La CGT face à la Première Guerre mondiale

Il faut remonter aux années qui ont précédé la Première Guerre mondiale et à la CGTU des années 1920 pour voir la direction de ce syndicat défendre une politique internationaliste. À l’approche de la Première Guerre mondiale, la CGT dénonçait la guerre en affirmant la nécessité du renversement du capitalisme. Au congrès d’Amiens, en 1906, une résolution antimilitariste et antipatriotique affirmait : « Dans chaque guerre entre nations ou colonies, la classe ouvrière est dupée et sacrifiée au profit de la classe patronale, parasitaire et bourgeoise. » Lors d’une conférence extraordinaire de 1911, la CGT soutint : « À toute déclaration de guerre, les travailleurs doivent, sans délai, répondre par la grève générale révolutionnaire. » Elle organisa avec le Parti socialiste et les anarchistes de grands meetings contre la guerre en 1911, 1912 et 1913. Et le 16 décembre 1912, une grève générale contre la guerre entraîna 600 000 personnes.

Mais quand la guerre éclata en août 1914, la grande majorité des dirigeants de la CGT, en même temps que ceux du Parti socialiste, cédèrent et se joignirent à la propagande nationaliste et guerrière. Le 4 août, sur la tombe de Jaurès, assassiné le 31 juillet, le secrétaire de la CGT Léon Jouhaux déclara : « Ce n’est pas la haine du peuple allemand qui nous poussera sur les champs de bataille, c’est la haine de l’impérialisme allemand. » La direction du syndicat ralliait ainsi l’Union sacrée et justifiait la barbarie dans laquelle l’impérialisme français jetait les travailleurs.

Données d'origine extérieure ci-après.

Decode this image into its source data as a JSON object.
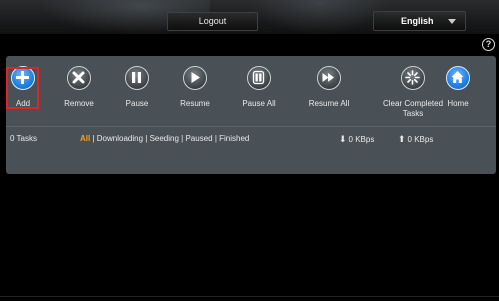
{
  "header": {
    "logout_label": "Logout",
    "language": "English"
  },
  "help_glyph": "?",
  "toolbar": {
    "items": [
      {
        "label": "Add",
        "icon": "plus-icon"
      },
      {
        "label": "Remove",
        "icon": "x-icon"
      },
      {
        "label": "Pause",
        "icon": "pause-icon"
      },
      {
        "label": "Resume",
        "icon": "play-icon"
      },
      {
        "label": "Pause All",
        "icon": "pause-all-icon"
      },
      {
        "label": "Resume All",
        "icon": "fast-forward-icon"
      },
      {
        "label": "Clear Completed Tasks",
        "icon": "clear-icon"
      },
      {
        "label": "Home",
        "icon": "home-icon"
      }
    ],
    "highlighted": "Add"
  },
  "status": {
    "task_count": "0 Tasks",
    "filters": {
      "all": "All",
      "sep": " | ",
      "downloading": "Downloading",
      "seeding": "Seeding",
      "paused": "Paused",
      "finished": "Finished"
    },
    "download_speed": "0 KBps",
    "upload_speed": "0 KBps"
  },
  "colors": {
    "accent_active_filter": "#f0a020",
    "highlight_border": "#e02424",
    "primary_blue": "#1f7fe0"
  }
}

Seuls quelques militants isolés de la CGT, regroupés autour de Pierre Monatte et Alfred Rosmer, maintinrent en France le drapeau de l’internationalisme.

L’après-guerre vit monter la combativité ouvrière et les effectifs syndicaux. En décembre 1921, Jouhaux manœuvra pour diviser la CGT. Les révolutionnaires qui étaient dans le Parti communiste, la Section française de l’Internationale communiste (SFIC), influencés par les bolcheviks et la révolution russe, créèrent alors la CGTU : U pour unitaire, car ils n’avaient pas voulu cette scission syndicale.

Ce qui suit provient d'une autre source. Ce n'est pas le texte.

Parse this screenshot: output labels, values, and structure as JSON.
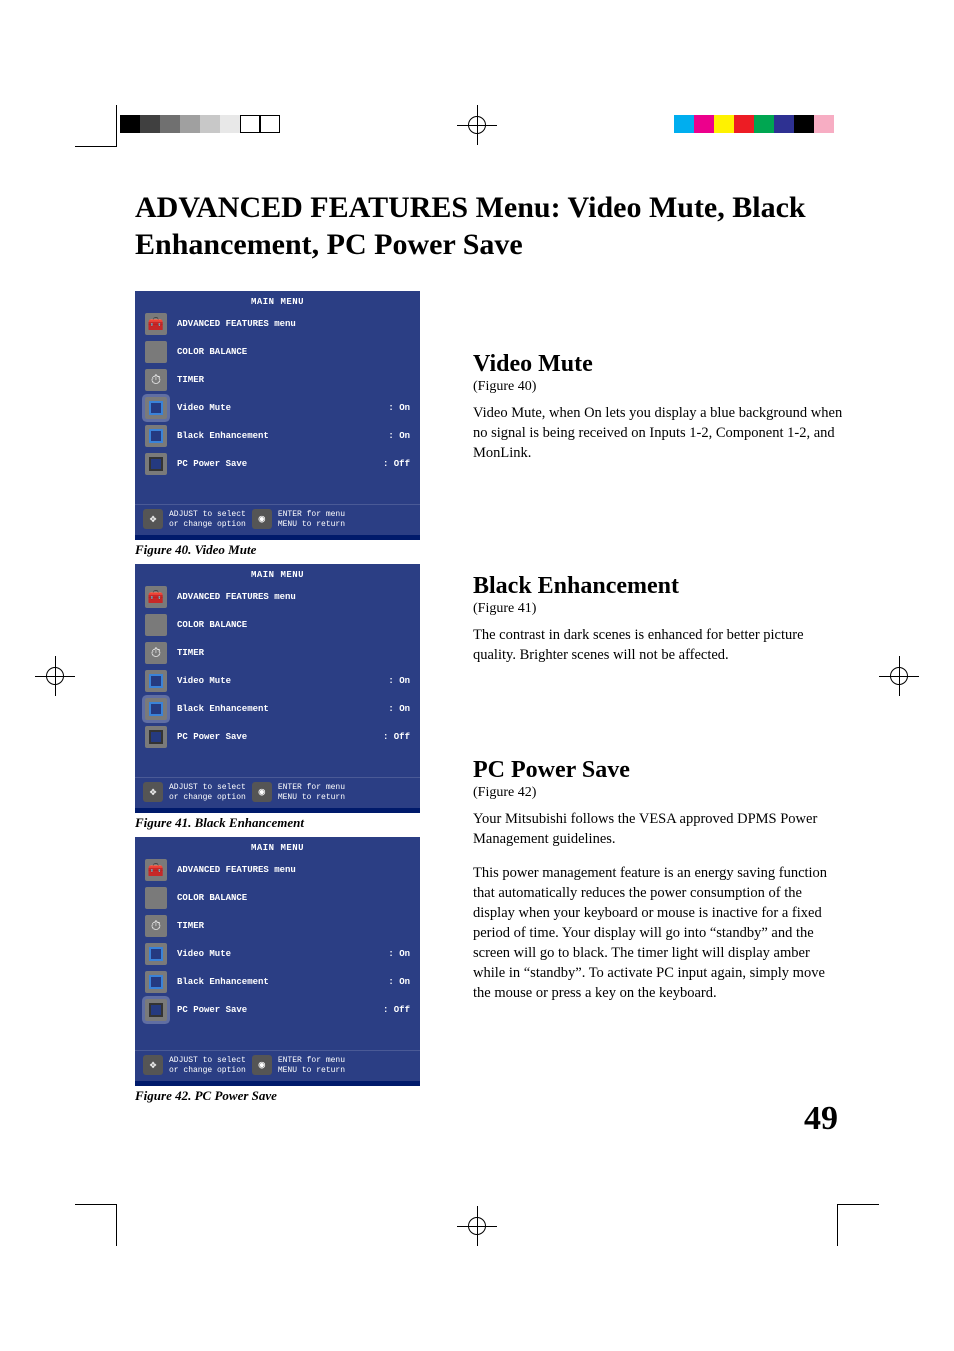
{
  "page_title": "ADVANCED FEATURES Menu:  Video Mute, Black Enhancement, PC Power Save",
  "page_number": "49",
  "colorbar_left": [
    "#000000",
    "#404040",
    "#707070",
    "#a0a0a0",
    "#c8c8c8",
    "#e8e8e8",
    "#ffffff",
    "#ffffff"
  ],
  "colorbar_right": [
    "#00aeef",
    "#ec008c",
    "#fff200",
    "#ed1c24",
    "#00a651",
    "#2e3192",
    "#000000",
    "#f7adc3"
  ],
  "menu": {
    "title": "MAIN MENU",
    "items": [
      {
        "label": "ADVANCED FEATURES menu",
        "val": "",
        "icon": "toolbox"
      },
      {
        "label": "COLOR BALANCE",
        "val": "",
        "icon": "cb"
      },
      {
        "label": "TIMER",
        "val": "",
        "icon": "timer"
      },
      {
        "label": "Video Mute",
        "val": ": On",
        "icon": "sq-on"
      },
      {
        "label": "Black Enhancement",
        "val": ": On",
        "icon": "sq-on"
      },
      {
        "label": "PC Power Save",
        "val": ": Off",
        "icon": "sq-off"
      }
    ],
    "footer": {
      "l1": "ADJUST to select",
      "l2": "or change option",
      "r1": "ENTER for menu",
      "r2": "MENU to return"
    }
  },
  "figures": [
    {
      "caption": "Figure 40.  Video Mute",
      "highlight": 3
    },
    {
      "caption": "Figure 41.  Black Enhancement",
      "highlight": 4
    },
    {
      "caption": "Figure 42.  PC Power Save",
      "highlight": 5
    }
  ],
  "sections": {
    "video_mute": {
      "heading": "Video Mute",
      "sub": "(Figure 40)",
      "body": "Video Mute, when On lets you display a blue background when no signal is being received on Inputs 1-2,  Component 1-2, and MonLink."
    },
    "black_enh": {
      "heading": "Black Enhancement",
      "sub": "(Figure 41)",
      "body": "The contrast in dark scenes is enhanced for better picture quality.  Brighter scenes will not be affected."
    },
    "pc_power": {
      "heading": "PC Power Save",
      "sub": "(Figure 42)",
      "body1": "Your Mitsubishi follows the VESA approved DPMS Power Management guidelines.",
      "body2": "This power management feature is an energy saving function that automatically reduces the power consumption of the display when your keyboard or mouse is inactive for a fixed period of time.  Your display will go into “standby” and the screen will go to black.  The timer light will display amber while in “standby”.  To activate PC input again, simply move the mouse or press a key on the keyboard."
    }
  }
}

En 1924, Jouhaux participa aux travaux de la Société des nations, l’ancêtre de l’ONU, que Lénine appelait la « caverne de brigands ». Seule la CGTU releva le drapeau de l’internationalisme prolétarien. Elle protesta contre l’occupation de la Ruhr par la France qui voulait ainsi faire payer à l’Allemagne les indemnités de guerre, et organisa aussi une grève le 12 octobre 1925 contre la guerre que menait le gouvernement français dans le Rif marocain à la suite de la révolte anticoloniale d’Abdelkrim al-Khattabi. On compta 900 000 travailleurs en grève, et deux ouvriers furent tués par la police.

L’intégration de la CGT

Le stalinisme donna un coup d’arrêt au développement des partis communistes révolutionnaires dans le monde. La CGT et la CGTU en subirent les conséquences. En France, le pacte Laval-Staline signé en 1935 fut un événement clé dans cette évolution. Le communiqué final affirmait que « M. Staline comprend et approuve pleinement la politique de défense nationale faite par la France pour maintenir sa force armée au niveau de sa sécurité. » L’Humanité et le PC cessèrent immédiatement leurs campagnes antimilitaristes. Le 14 juillet 1935, le PC manifesta en associant le drapeau tricolore au drapeau rouge et la Marseillaise à l’Internationale. La CGT et la CGTU qui étaient déjà en pourparlers accélérèrent leur réunification qui se fit, sous la direction de Léon Jouhaux, en mars 1936. Quand la grève générale de 1936 éclata, la direction de la CGT réunifiée soutint le Front populaire qui accédait au pouvoir et pesa de tout son poids pour stopper le mouvement spontané de la classe ouvrière. Cette CGT réunifiée sauvait ainsi les intérêts de la bourgeoisie et s’intégrait encore davantage à son État. À partir de ces années-là, elle défendit avec constance la nécessité pour « la France » d’avoir une « défense nationale ». Dans la Résistance alignée derrière de Gaulle, puis à la fin de la Deuxième Guerre mondiale, elle contribua à remettre en selle l’appareil d’État de la bourgeoisie française.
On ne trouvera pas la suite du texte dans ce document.